In each case the presenting symptoms were nonspecific—principally fever, lethargy, and myalgia. Equally, physical examination did not reveal any specific features—mild enlargement of the liver and spleen, cough, and wheeze, nine patients having no abnormal physical findings. The severity of the symptoms varied considerably. Ten of these patients were severely incapacitated, while six had minimal symptoms. Many, if not all, might well have been diagnosed as having a viral infection once malaria had been excluded. Acute schistosomiasis, like viral illness, is a self limiting condition even if untreated, and follow up of patients diagnosed as having a viral illness of unknown cause is unusual. Many patients with established schistosomiasis are asymptomatic; the typical symptoms of diarrhoea, abdominal pain, or rectal bleeding (S mansoni or S japonicum) or terminal haematuria (S haematobium) may be absent or develop very slowly.1 However, without treatment, patients may develop chronic infection leading to portal hypertension with S mansoni or transitional cell carcinoma of the bladder with S haematobium.1 We have seen one patient who presented to this hospital with viable ova of S haematobium in the urine 33 years after his last exposure to infected water.5

Few patients with schistosomiasis develop symptoms suggestive of acute disease, and, as in this series, the diagnosis can be confirmed only retrospectively.

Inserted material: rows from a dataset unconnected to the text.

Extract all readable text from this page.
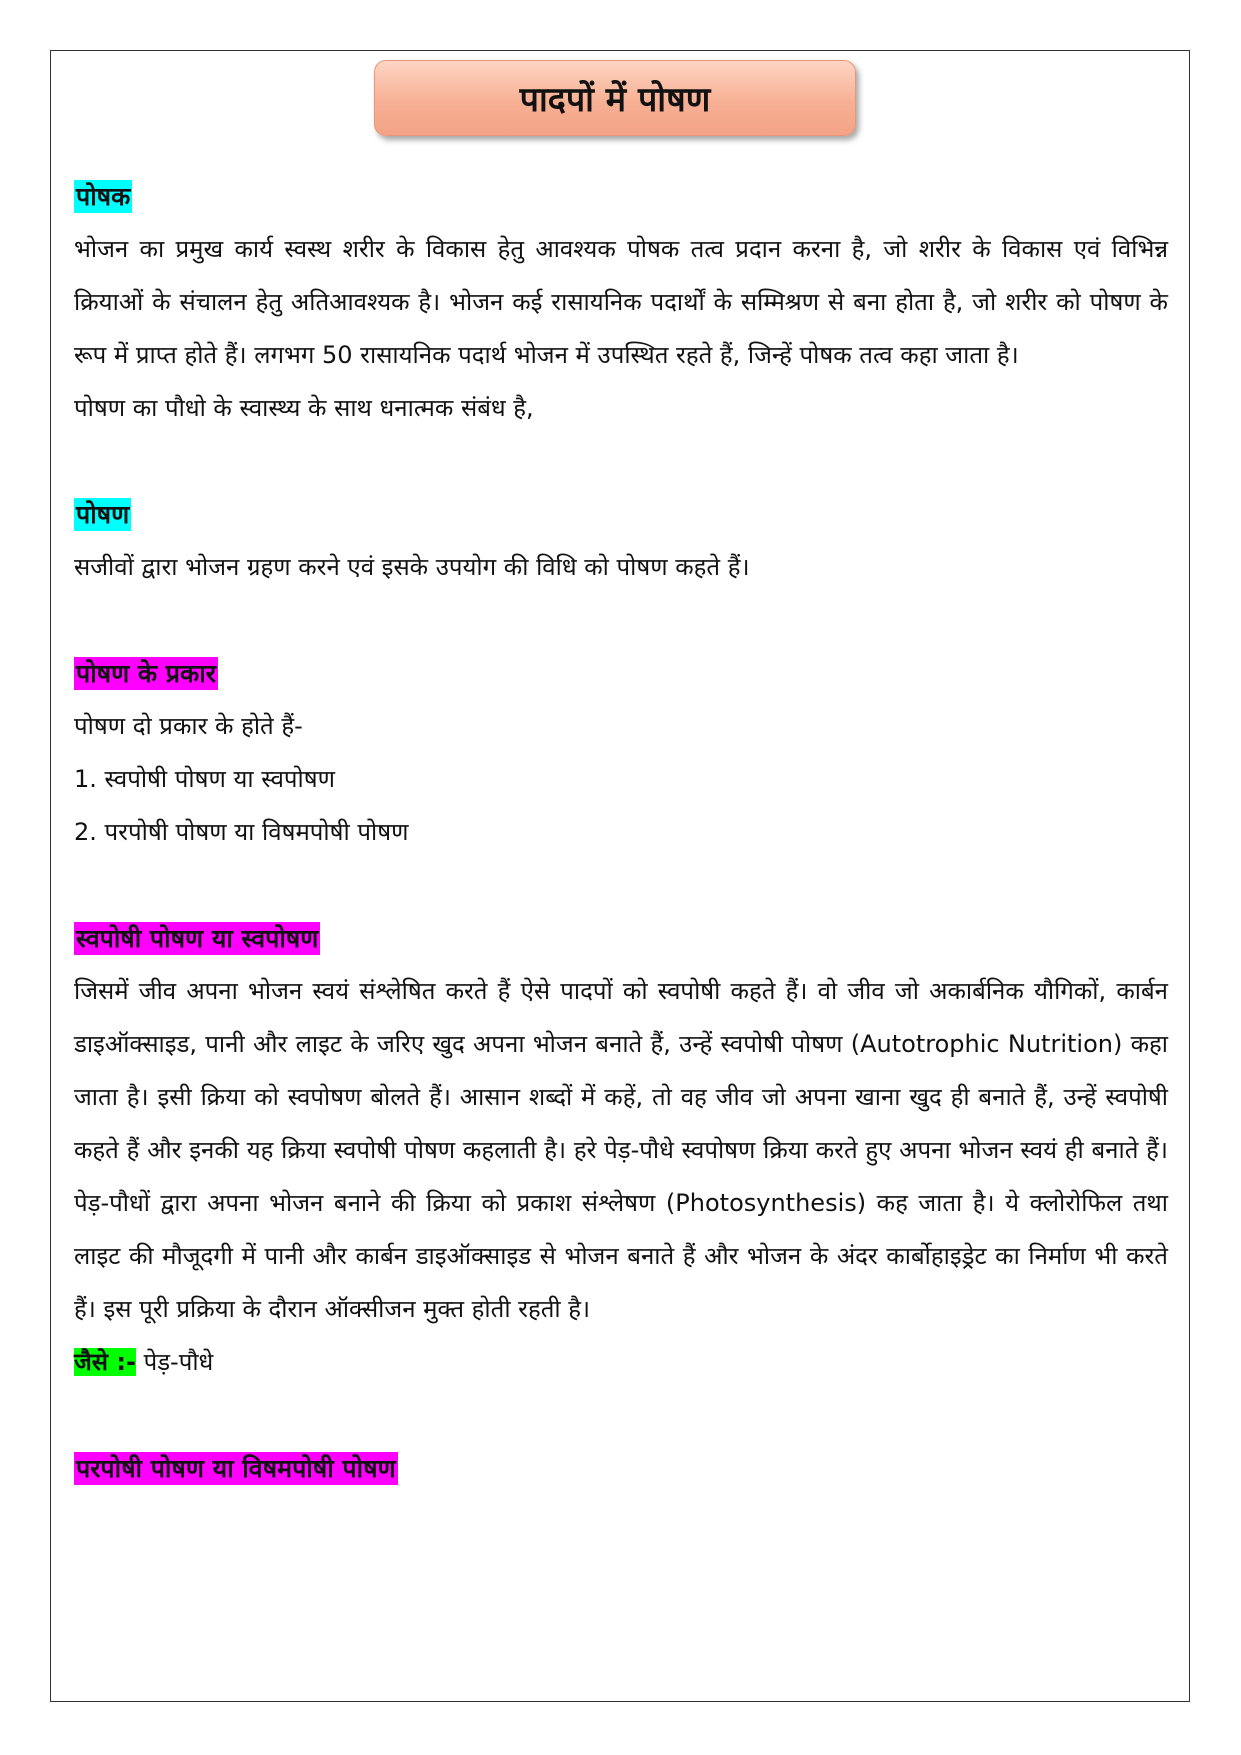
पादपों में पोषण
पोषक

भोजन का प्रमुख कार्य स्वस्थ शरीर के विकास हेतु आवश्यक पोषक तत्व प्रदान करना है, जो शरीर के विकास एवं विभिन्न क्रियाओं के संचालन हेतु अतिआवश्यक है। भोजन कई रासायनिक पदार्थों के सम्मिश्रण से बना होता है, जो शरीर को पोषण के रूप में प्राप्त होते हैं। लगभग 50 रासायनिक पदार्थ भोजन में उपस्थित रहते हैं, जिन्हें पोषक तत्व कहा जाता है।

पोषण का पौधो के स्वास्थ्य के साथ धनात्मक संबंध है,

पोषण

सजीवों द्वारा भोजन ग्रहण करने एवं इसके उपयोग की विधि को पोषण कहते हैं।

पोषण के प्रकार
पोषण दो प्रकार के होते हैं-
1. स्वपोषी पोषण या स्वपोषण
2. परपोषी पोषण या विषमपोषी पोषण
स्वपोषी पोषण या स्वपोषण

जिसमें जीव अपना भोजन स्वयं संश्लेषित करते हैं ऐसे पादपों को स्वपोषी कहते हैं। वो जीव जो अकार्बनिक यौगिकों, कार्बन डाइऑक्साइड, पानी और लाइट के जरिए खुद अपना भोजन बनाते हैं, उन्हें स्वपोषी पोषण (Autotrophic Nutrition) कहा जाता है। इसी क्रिया को स्वपोषण बोलते हैं। आसान शब्दों में कहें, तो वह जीव जो अपना खाना खुद ही बनाते हैं, उन्हें स्वपोषी कहते हैं और इनकी यह क्रिया स्वपोषी पोषण कहलाती है। हरे पेड़-पौधे स्वपोषण क्रिया करते हुए अपना भोजन स्वयं ही बनाते हैं। पेड़-पौधों द्वारा अपना भोजन बनाने की क्रिया को प्रकाश संश्लेषण (Photosynthesis) कह जाता है। ये क्लोरोफिल तथा लाइट की मौजूदगी में पानी और कार्बन डाइऑक्साइड से भोजन बनाते हैं और भोजन के अंदर कार्बोहाइड्रेट का निर्माण भी करते हैं। इस पूरी प्रक्रिया के दौरान ऑक्सीजन मुक्त होती रहती है।

जैसे :- पेड़-पौधे
परपोषी पोषण या विषमपोषी पोषण
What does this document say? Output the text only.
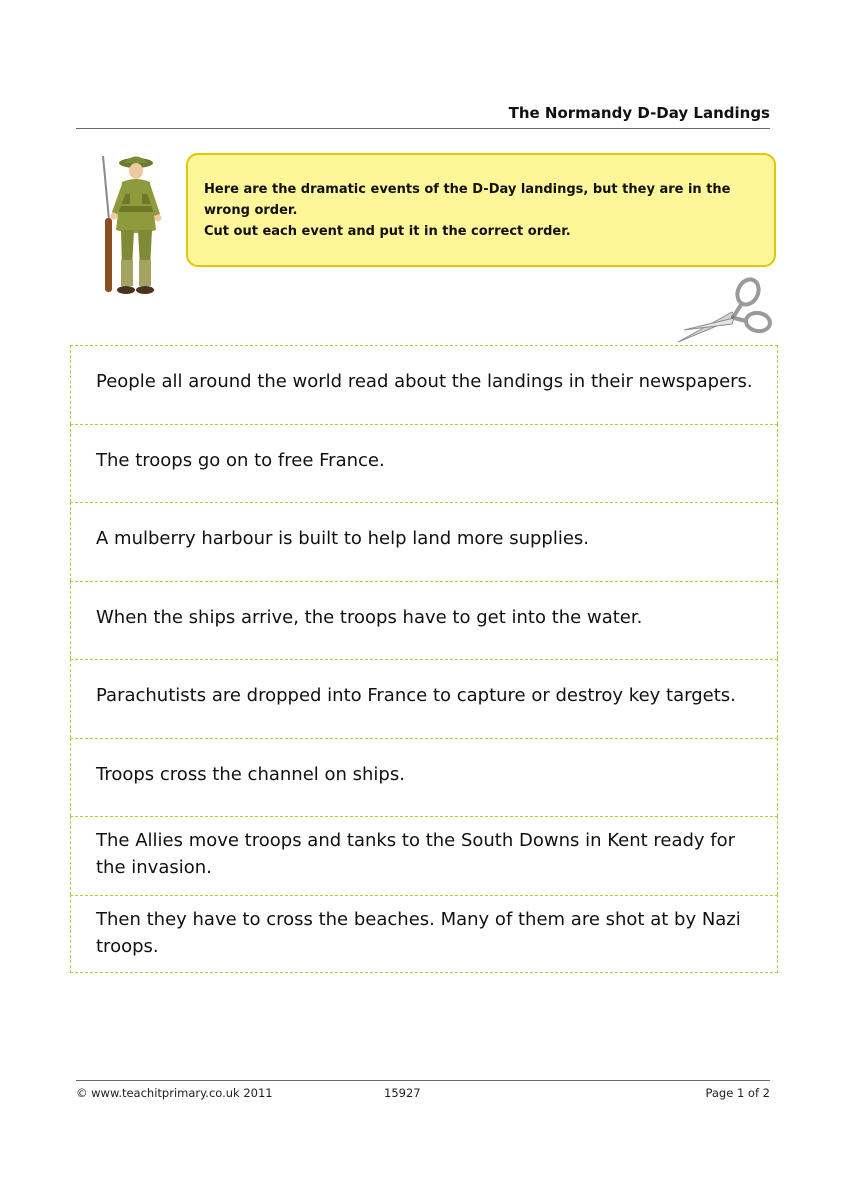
The Normandy D-Day Landings

Here are the dramatic events of the D-Day landings, but they are in the wrong order.

Cut out each event and put it in the correct order.

People all around the world read about the landings in their newspapers.
The troops go on to free France.
A mulberry harbour is built to help land more supplies.
When the ships arrive, the troops have to get into the water.
Parachutists are dropped into France to capture or destroy key targets.
Troops cross the channel on ships.
The Allies move troops and tanks to the South Downs in Kent ready for the invasion.
Then they have to cross the beaches. Many of them are shot at by Nazi troops.
© www.teachitprimary.co.uk 2011	15927	Page 1 of 2
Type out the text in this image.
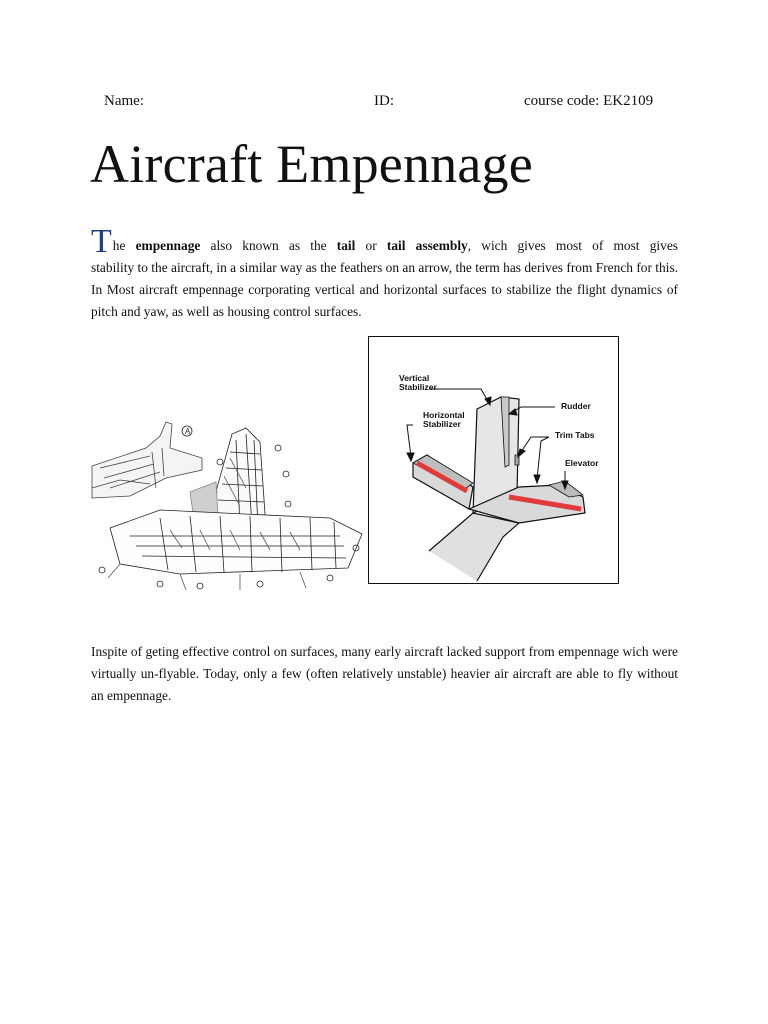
Name:	ID:	course code: EK2109
Aircraft Empennage

The empennage also known as the tail or tail assembly, wich gives most of most gives
stability to the aircraft, in a similar way as the feathers on an arrow, the term has derives from French for this. In Most aircraft empennage corporating vertical and horizontal surfaces to stabilize the flight dynamics of pitch and yaw, as well as housing control surfaces.

A
Vertical
Stabilizer
Horizontal
Stabilizer
Rudder
Trim Tabs
Elevator

Inspite of geting effective control on surfaces, many early aircraft lacked support from empennage wich were virtually un-flyable. Today, only a few (often relatively unstable) heavier air aircraft are able to fly without an empennage.
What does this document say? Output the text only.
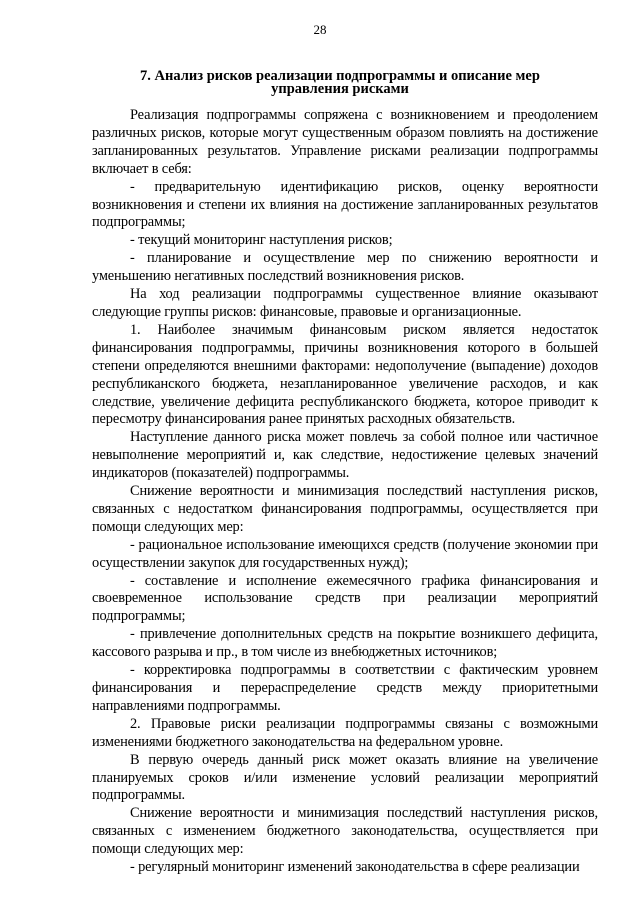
28
7. Анализ рисков реализации подпрограммы и описание мер управления рисками

Реализация подпрограммы сопряжена с возникновением и преодолением различных рисков, которые могут существенным образом повлиять на достижение запланированных результатов. Управление рисками реализации подпрограммы включает в себя:

- предварительную идентификацию рисков, оценку вероятности возникновения и степени их влияния на достижение запланированных результатов подпрограммы;

- текущий мониторинг наступления рисков;

- планирование и осуществление мер по снижению вероятности и уменьшению негативных последствий возникновения рисков.

На ход реализации подпрограммы существенное влияние оказывают следующие группы рисков: финансовые, правовые и организационные.

1. Наиболее значимым финансовым риском является недостаток финансирования подпрограммы, причины возникновения которого в большей степени определяются внешними факторами: недополучение (выпадение) доходов республиканского бюджета, незапланированное увеличение расходов, и как следствие, увеличение дефицита республиканского бюджета, которое приводит к пересмотру финансирования ранее принятых расходных обязательств.

Наступление данного риска может повлечь за собой полное или частичное невыполнение мероприятий и, как следствие, недостижение целевых значений индикаторов (показателей) подпрограммы.

Снижение вероятности и минимизация последствий наступления рисков, связанных с недостатком финансирования подпрограммы, осуществляется при помощи следующих мер:

- рациональное использование имеющихся средств (получение экономии при осуществлении закупок для государственных нужд);

- составление и исполнение ежемесячного графика финансирования и своевременное использование средств при реализации мероприятий подпрограммы;

- привлечение дополнительных средств на покрытие возникшего дефицита, кассового разрыва и пр., в том числе из внебюджетных источников;

- корректировка подпрограммы в соответствии с фактическим уровнем финансирования и перераспределение средств между приоритетными направлениями подпрограммы.

2. Правовые риски реализации подпрограммы связаны с возможными изменениями бюджетного законодательства на федеральном уровне.

В первую очередь данный риск может оказать влияние на увеличение планируемых сроков и/или изменение условий реализации мероприятий подпрограммы.

Снижение вероятности и минимизация последствий наступления рисков, связанных с изменением бюджетного законодательства, осуществляется при помощи следующих мер:

- регулярный мониторинг изменений законодательства в сфере реализации
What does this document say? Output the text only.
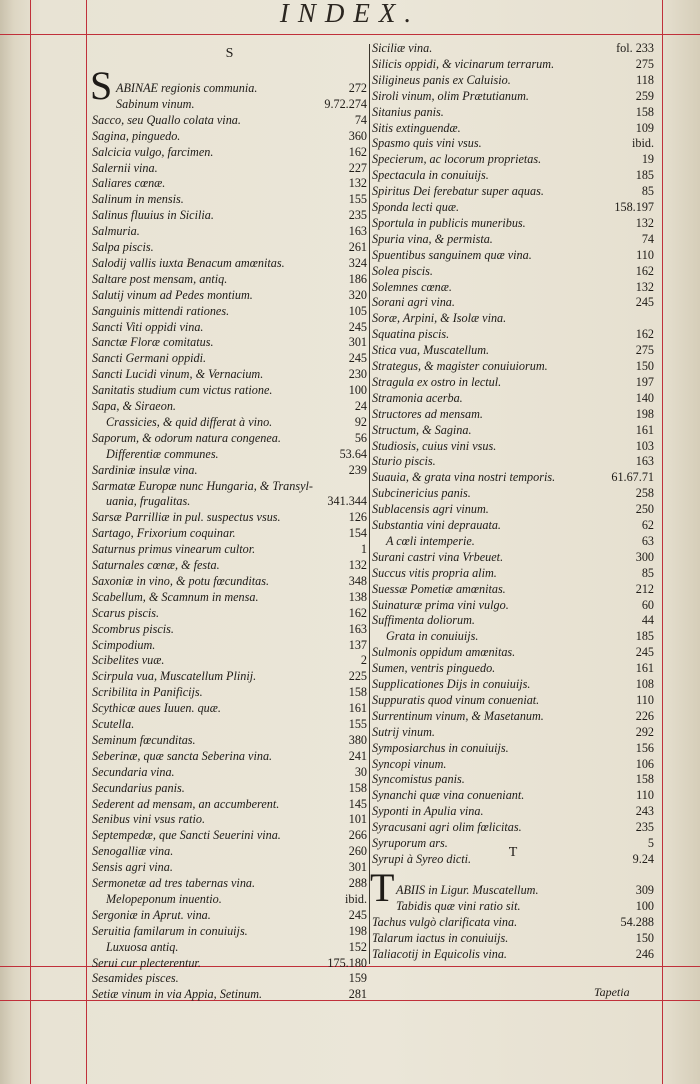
INDEX.
S
S ABINAE regionis communia.	272
Sabinum vinum.	9.72.274
Sacco, seu Quallo colata vina.	74
Sagina, pinguedo.	360
Salcicia vulgo, farcimen.	162
Salernii vina.	227
Saliares cœnæ.	132
Salinum in mensis.	155
Salinus fluuius in Sicilia.	235
Salmuria.	163
Salpa piscis.	261
Salodij vallis iuxta Benacum amœnitas.	324
Saltare post mensam, antiq.	186
Salutij vinum ad Pedes montium.	320
Sanguinis mittendi rationes.	105
Sancti Viti oppidi vina.	245
Sanctæ Floræ comitatus.	301
Sancti Germani oppidi.	245
Sancti Lucidi vinum, & Vernacium.	230
Sanitatis studium cum victus ratione.	100
Sapa, & Siraeon.	24
Crassicies, & quid differat à vino.	92
Saporum, & odorum natura congenea.	56
Differentiæ communes.	53.64
Sardiniæ insulæ vina.	239
Sarmatæ Europæ nunc Hungaria, & Transyl-
uania, frugalitas.	341.344
Sarsæ Parrilliæ in pul. suspectus vsus.	126
Sartago, Frixorium coquinar.	154
Saturnus primus vinearum cultor.	1
Saturnales cœnæ, & festa.	132
Saxoniæ in vino, & potu fœcunditas.	348
Scabellum, & Scamnum in mensa.	138
Scarus piscis.	162
Scombrus piscis.	163
Scimpodium.	137
Scibelites vuæ.	2
Scirpula vua, Muscatellum Plinij.	225
Scribilita in Panificijs.	158
Scythicæ aues Iuuen. quæ.	161
Scutella.	155
Seminum fœcunditas.	380
Seberinæ, quæ sancta Seberina vina.	241
Secundaria vina.	30
Secundarius panis.	158
Sederent ad mensam, an accumberent.	145
Senibus vini vsus ratio.	101
Septempedæ, que Sancti Seuerini vina.	266
Senogalliæ vina.	260
Sensis agri vina.	301
Sermonetæ ad tres tabernas vina.	288
Melopeponum inuentio.	ibid.
Sergoniæ in Aprut. vina.	245
Seruitia familarum in conuiuijs.	198
Luxuosa antiq.	152
Serui cur plecterentur.	175.180
Sesamides pisces.	159
Setiæ vinum in via Appia, Setinum.	281
Siciliæ vina.	fol. 233
Silicis oppidi, & vicinarum terrarum.	275
Siligineus panis ex Caluisio.	118
Siroli vinum, olim Prætutianum.	259
Sitanius panis.	158
Sitis extinguendæ.	109
Spasmo quis vini vsus.	ibid.
Specierum, ac locorum proprietas.	19
Spectacula in conuiuijs.	185
Spiritus Dei ferebatur super aquas.	85
Sponda lecti quæ.	158.197
Sportula in publicis muneribus.	132
Spuria vina, & permista.	74
Spuentibus sanguinem quæ vina.	110
Solea piscis.	162
Solemnes cœnæ.	132
Sorani agri vina.	245
Soræ, Arpini, & Isolæ vina.
Squatina piscis.	162
Stica vua, Muscatellum.	275
Strategus, & magister conuiuiorum.	150
Stragula ex ostro in lectul.	197
Stramonia acerba.	140
Structores ad mensam.	198
Structum, & Sagina.	161
Studiosis, cuius vini vsus.	103
Sturio piscis.	163
Suauia, & grata vina nostri temporis.	61.67.71
Subcinericius panis.	258
Sublacensis agri vinum.	250
Substantia vini deprauata.	62
A cœli intemperie.	63
Surani castri vina Vrbeuet.	300
Succus vitis propria alim.	85
Suessæ Pometiæ amœnitas.	212
Suinaturæ prima vini vulgo.	60
Suffimenta doliorum.	44
Grata in conuiuijs.	185
Sulmonis oppidum amœnitas.	245
Sumen, ventris pinguedo.	161
Supplicationes Dijs in conuiuijs.	108
Suppuratis quod vinum conueniat.	110
Surrentinum vinum, & Masetanum.	226
Sutrij vinum.	292
Symposiarchus in conuiuijs.	156
Syncopi vinum.	106
Syncomistus panis.	158
Synanchi quæ vina conueniant.	110
Syponti in Apulia vina.	243
Syracusani agri olim fœlicitas.	235
Syruporum ars.	5
Syrupi à Syreo dicti.	9.24
T
T ABIIS in Ligur. Muscatellum.	309
Tabidis quæ vini ratio sit.	100
Tachus vulgò clarificata vina.	54.288
Talarum iactus in conuiuijs.	150
Taliacotij in Equicolis vina.	246
Tapetia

We emphasise the importance of taking a clear travel history, particularly with regard to exposure to potentially infected water, and of appropriate referral of anyone suspected of having the disease. Praziquantel is the preferred treatment for patients with schistosomiasis, but it is not widely available. It is highly effective against adult schistosomes but less effective against the immature schistosomula; repeat courses may therefore be necessary. It may exacerbate the clinical condition in acute schistosomiasis, and concurrent administration of prednisolone has been advocated to reduce the risk of reactions.6 Prednisolone, however, may reduce the efficacy of praziquantel by reducing the serum concentration of the drug.7

We suggest that all patients with acute schistosomiasis should initially be treated with a three day course of praziquantel 20 mg/kg body weight, given twice daily under steroid cover (prednisolone 20 mg/day for three days). A second three day course of praziquantel should be given three to six months later to eradicate any schistosomes that may have survived the first course of treatment.

We thank our consultant colleagues for permission to report on their patients, the staff of the department of parasitology, Hospital for Tropical Diseases, for their help, and Robin Bailey for helpful comments.